Aujourd’hui, je vais à l’hôpital pour la Grosse Maladie. Je suis KO KO KO, infectée depuis plus de 2 mois par une E. Coli qui dégage pas, malgré les antibios qui se suivent sans se ressembler, les plantes à tout va conseillées par le pharmacien, quitte à se transformer en arbre. Y a toujours ce truc en naturopathie d’en prendre des tonnes.

Bref, mon aidant m’emmène, Dieu le loue. Y a pas de taxis conventionnés, les médecins n’en prescrivent pas parce que l’Assurance Maladie (sur)veille. Mon aidant est encore au chômage, il trouve pas de taf mais en même temps il m’aide tellement parce que j’ai tellement besoin d’aide que ça nous arrange bien. En France l’Allocation de Retour à l’Emploi ça finance autant les fins de thèse de Doctorat que les aidants à plein temps (à la base c’est à la MDPH de faire ça, mais bon…..la France et la paperasse…au moins le Chômage, ça tombe efficace. On prie pour que la maladie se calme quand y aura plus le Chômage. On vit au jour le jour parce que peut-être bientôt on sera mort anyways. Un jour on reparlera de tout ça).

Mais bref, aujourd’hui donc je vais au Gros Hôpital. Du coup, une fois n’est pas coutume, faut s’habiller, si j’y vais en pyjama as usual as casual, on risque de croire que je me suis évadée de quelque part. 

Cet été, tout l’été, j’ai porté la même robe rose. Je ne travaille pas, j’ai plein d’amis mais je les vois pas souvent, je sors peu, du coup la robe rose, elle est rentabilisée, tout l’été. 

Donc pour l’hôpital, robe rose ? Oh diantre non ! La robe rose, un signe de beauté, de bonheur, de santé, d’insouciance, de plaisir ! Un malade n’est pas vraiment malade s’il est en rose. C’est tout à fait incompatible. Ainsi mon amie Louise m’avait-elle appris que dans ses cours de médecine on lui avait appris à reconnaître un patient qui est malade : il pue, il a les ongles sales, il est décoiffé, ses vêtements sont pourris. Ah oui lui, il est très malade, il a besoin de soins et d’attention. 

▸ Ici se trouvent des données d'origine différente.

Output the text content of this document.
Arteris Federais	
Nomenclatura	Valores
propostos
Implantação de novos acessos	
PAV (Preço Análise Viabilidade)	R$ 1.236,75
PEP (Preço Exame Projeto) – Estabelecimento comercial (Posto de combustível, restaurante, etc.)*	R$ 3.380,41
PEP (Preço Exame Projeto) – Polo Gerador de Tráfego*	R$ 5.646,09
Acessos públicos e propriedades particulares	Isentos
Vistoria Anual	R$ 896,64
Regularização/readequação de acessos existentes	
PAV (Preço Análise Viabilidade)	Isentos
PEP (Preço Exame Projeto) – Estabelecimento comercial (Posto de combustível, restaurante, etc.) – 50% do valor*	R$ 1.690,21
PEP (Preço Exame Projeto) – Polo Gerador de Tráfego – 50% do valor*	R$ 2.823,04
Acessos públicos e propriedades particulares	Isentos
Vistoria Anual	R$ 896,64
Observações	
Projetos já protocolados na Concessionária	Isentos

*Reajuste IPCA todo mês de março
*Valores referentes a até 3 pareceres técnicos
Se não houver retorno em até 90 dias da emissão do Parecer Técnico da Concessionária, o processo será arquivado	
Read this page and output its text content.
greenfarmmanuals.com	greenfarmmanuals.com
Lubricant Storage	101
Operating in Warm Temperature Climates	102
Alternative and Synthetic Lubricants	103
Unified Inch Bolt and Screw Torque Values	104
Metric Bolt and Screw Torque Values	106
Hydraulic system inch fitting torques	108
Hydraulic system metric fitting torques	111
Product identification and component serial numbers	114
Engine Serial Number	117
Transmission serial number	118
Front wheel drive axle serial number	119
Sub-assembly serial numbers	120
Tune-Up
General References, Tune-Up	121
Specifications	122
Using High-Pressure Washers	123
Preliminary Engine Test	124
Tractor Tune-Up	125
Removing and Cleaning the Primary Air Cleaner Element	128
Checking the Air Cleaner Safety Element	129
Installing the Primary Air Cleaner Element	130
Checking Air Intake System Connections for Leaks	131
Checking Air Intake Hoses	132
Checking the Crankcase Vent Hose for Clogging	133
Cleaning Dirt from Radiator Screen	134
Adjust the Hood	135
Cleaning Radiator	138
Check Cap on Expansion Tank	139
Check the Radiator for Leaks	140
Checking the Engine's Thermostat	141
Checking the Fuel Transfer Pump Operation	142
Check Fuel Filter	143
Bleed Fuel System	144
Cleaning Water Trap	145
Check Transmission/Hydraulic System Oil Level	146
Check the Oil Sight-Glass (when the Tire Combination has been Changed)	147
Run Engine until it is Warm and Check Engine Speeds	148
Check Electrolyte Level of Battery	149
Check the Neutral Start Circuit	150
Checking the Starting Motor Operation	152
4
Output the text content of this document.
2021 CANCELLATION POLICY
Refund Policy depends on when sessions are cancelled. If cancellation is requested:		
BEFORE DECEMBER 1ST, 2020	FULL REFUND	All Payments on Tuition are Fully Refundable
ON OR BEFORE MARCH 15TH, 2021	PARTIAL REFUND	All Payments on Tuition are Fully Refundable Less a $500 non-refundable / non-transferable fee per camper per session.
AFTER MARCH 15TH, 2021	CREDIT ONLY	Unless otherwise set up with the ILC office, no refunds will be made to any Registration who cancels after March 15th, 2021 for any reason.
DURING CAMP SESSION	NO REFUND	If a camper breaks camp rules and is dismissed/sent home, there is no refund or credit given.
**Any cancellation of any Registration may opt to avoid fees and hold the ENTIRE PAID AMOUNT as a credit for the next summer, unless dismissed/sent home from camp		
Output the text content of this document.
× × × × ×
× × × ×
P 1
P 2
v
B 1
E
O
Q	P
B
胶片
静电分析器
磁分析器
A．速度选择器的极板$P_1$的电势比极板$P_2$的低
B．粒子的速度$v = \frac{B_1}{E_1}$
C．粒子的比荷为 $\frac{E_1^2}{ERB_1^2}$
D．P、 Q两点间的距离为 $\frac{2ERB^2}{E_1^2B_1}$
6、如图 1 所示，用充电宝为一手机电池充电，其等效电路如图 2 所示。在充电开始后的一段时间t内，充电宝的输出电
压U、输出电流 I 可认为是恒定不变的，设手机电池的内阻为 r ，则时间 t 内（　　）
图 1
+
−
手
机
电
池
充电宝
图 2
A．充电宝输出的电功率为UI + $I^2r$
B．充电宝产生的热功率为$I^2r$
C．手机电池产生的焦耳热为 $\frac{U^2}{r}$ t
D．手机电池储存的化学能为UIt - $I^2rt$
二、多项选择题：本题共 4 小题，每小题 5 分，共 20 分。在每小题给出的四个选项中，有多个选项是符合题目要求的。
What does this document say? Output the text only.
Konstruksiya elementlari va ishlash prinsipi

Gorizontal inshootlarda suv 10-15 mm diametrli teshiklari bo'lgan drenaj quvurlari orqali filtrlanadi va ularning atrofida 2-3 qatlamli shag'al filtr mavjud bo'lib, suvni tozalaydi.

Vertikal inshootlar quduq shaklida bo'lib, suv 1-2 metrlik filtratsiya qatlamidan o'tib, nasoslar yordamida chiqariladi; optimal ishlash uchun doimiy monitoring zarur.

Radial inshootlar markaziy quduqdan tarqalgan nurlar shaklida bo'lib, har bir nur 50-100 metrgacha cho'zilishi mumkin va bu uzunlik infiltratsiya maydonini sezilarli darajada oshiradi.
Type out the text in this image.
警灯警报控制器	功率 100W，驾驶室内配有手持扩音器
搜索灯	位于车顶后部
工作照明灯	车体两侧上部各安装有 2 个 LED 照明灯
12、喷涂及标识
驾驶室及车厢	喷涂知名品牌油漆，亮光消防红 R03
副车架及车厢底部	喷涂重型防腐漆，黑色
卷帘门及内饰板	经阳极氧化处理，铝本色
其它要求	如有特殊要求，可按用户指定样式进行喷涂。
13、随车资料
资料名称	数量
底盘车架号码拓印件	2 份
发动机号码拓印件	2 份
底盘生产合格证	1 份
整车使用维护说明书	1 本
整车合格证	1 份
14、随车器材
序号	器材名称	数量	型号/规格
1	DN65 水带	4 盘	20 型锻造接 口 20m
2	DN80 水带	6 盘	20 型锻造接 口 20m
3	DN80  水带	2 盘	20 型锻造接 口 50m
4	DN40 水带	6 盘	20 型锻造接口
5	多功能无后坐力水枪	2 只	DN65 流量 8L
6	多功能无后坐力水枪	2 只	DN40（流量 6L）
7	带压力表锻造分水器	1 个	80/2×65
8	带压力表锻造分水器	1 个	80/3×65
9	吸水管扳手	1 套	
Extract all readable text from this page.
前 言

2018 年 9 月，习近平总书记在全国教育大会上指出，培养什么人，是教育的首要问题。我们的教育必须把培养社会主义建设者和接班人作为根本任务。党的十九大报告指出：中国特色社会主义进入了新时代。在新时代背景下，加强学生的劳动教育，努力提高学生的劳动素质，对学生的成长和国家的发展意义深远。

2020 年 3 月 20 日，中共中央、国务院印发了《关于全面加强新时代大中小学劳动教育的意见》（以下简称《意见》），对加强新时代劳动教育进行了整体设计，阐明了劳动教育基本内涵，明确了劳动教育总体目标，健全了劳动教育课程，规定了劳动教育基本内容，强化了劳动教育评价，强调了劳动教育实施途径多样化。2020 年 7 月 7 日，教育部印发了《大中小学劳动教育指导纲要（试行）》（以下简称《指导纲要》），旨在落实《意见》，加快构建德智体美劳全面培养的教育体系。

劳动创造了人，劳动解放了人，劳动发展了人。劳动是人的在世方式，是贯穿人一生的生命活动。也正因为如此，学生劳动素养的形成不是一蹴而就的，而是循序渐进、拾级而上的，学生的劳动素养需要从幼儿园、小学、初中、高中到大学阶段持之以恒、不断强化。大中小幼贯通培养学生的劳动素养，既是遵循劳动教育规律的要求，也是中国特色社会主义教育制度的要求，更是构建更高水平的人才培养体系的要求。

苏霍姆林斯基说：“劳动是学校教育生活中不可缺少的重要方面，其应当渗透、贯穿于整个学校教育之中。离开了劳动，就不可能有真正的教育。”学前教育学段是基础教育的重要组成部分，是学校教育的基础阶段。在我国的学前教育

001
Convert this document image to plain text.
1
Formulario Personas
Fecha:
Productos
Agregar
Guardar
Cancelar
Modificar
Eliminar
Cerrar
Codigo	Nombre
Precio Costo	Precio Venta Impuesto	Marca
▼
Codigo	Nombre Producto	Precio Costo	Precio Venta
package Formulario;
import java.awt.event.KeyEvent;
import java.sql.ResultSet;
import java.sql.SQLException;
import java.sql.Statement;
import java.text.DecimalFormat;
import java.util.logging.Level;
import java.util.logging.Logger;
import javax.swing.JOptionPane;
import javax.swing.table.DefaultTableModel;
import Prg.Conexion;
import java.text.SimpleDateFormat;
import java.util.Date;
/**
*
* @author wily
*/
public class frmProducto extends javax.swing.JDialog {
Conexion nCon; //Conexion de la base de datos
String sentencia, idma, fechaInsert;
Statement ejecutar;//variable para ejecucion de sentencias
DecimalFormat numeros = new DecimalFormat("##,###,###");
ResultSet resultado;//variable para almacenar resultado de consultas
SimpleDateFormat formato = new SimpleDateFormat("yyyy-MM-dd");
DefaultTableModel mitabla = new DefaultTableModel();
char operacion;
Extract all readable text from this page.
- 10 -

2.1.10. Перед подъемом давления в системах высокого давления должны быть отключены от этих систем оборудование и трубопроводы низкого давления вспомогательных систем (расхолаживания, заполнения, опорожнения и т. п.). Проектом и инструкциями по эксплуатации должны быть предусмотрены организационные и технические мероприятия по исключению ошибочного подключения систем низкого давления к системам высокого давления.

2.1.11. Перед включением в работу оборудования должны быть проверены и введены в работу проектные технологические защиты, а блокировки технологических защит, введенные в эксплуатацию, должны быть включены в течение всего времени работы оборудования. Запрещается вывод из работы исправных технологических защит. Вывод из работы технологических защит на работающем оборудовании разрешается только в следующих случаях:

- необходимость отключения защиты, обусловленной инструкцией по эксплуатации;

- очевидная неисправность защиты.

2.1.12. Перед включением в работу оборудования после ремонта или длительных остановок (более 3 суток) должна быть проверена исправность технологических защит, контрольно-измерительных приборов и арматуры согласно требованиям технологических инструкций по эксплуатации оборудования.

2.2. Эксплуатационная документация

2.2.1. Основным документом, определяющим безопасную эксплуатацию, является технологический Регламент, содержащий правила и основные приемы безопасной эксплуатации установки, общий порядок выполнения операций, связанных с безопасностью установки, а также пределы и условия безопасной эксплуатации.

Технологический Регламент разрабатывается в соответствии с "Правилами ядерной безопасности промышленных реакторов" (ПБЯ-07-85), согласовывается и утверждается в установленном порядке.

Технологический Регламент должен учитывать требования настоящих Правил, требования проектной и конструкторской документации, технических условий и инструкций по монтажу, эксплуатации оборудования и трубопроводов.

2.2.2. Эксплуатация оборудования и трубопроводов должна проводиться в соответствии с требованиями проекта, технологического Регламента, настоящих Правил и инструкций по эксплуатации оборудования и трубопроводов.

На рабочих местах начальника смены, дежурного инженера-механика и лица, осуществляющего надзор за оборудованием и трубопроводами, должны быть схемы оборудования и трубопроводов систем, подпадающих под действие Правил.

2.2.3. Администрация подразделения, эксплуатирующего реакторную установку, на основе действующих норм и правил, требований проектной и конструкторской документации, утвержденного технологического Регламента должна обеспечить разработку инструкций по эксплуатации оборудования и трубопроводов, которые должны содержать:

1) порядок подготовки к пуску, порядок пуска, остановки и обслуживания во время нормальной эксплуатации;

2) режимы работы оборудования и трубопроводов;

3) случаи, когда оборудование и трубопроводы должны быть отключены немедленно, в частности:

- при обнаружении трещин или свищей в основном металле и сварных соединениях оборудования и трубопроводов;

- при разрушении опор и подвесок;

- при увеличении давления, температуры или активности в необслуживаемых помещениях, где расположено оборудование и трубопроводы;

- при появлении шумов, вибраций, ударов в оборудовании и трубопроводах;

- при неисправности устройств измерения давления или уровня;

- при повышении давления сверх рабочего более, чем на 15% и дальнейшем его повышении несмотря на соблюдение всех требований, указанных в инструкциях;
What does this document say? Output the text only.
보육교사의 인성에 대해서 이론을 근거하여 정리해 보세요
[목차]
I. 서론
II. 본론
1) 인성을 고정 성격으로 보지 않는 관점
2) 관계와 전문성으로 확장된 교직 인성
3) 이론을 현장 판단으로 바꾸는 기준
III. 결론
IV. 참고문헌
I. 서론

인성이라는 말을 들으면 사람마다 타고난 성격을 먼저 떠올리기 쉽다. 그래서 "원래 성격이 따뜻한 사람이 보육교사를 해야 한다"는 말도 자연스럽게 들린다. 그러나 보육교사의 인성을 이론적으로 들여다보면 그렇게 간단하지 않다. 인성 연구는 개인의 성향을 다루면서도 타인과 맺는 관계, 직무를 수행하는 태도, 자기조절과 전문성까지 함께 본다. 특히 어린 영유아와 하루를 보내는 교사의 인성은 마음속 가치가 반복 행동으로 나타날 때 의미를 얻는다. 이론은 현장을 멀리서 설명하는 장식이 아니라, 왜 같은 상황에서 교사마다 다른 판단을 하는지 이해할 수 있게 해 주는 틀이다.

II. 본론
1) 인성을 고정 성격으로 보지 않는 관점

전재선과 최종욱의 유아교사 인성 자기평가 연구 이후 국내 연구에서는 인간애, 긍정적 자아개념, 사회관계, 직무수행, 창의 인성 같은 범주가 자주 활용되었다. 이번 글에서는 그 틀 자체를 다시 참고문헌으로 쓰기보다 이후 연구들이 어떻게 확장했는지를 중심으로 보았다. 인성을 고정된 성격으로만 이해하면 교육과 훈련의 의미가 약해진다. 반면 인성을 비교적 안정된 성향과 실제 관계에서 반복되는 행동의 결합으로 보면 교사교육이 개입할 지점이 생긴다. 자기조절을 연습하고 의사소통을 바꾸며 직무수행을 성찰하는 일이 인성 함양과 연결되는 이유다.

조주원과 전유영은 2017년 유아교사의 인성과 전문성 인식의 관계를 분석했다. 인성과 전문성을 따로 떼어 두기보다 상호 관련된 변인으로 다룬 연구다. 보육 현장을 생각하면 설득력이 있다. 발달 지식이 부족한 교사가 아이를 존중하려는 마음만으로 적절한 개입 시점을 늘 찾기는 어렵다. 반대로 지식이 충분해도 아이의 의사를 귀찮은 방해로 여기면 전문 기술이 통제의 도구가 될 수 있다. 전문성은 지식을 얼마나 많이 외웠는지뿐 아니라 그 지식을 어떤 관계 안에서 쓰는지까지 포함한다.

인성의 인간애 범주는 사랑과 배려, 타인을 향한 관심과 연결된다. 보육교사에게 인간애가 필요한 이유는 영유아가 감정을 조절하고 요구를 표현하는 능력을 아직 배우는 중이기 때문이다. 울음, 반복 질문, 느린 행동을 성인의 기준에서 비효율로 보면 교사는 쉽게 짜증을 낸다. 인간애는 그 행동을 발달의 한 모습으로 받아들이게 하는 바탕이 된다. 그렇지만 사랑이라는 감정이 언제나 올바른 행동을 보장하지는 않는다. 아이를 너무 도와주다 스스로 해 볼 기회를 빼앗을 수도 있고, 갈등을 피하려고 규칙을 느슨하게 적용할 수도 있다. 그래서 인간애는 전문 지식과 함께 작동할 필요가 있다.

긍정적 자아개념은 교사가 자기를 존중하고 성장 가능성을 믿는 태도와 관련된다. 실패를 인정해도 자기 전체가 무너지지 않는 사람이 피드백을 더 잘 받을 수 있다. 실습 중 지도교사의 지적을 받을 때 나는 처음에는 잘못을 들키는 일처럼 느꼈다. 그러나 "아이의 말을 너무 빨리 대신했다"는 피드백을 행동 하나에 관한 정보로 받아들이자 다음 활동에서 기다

Je range donc ma robe rose dans le placard pour la première fois de l’été. Je coupe mes ongles à l’envers, je les gratte dans la terre. Je m’en mets un peu sur le visage, pour la forme. Ça colle un peu avec la crème de jour, c’est parfait. Je sors ma tenue noir de deuil, j’arrive plus à la fermer tellement j’ai grossi mais braguette ouverte c’est encore mieux. Ainsi, tout le monde verra que je suis bien malade, que je mérite mes grosses morphines et mes arrêts maladie, et ainsi on s’attèlera à essayer de guérir mes infections qui me mettent visiblement pour de vrai très à plat. 

PS : not all Doctors, ouf !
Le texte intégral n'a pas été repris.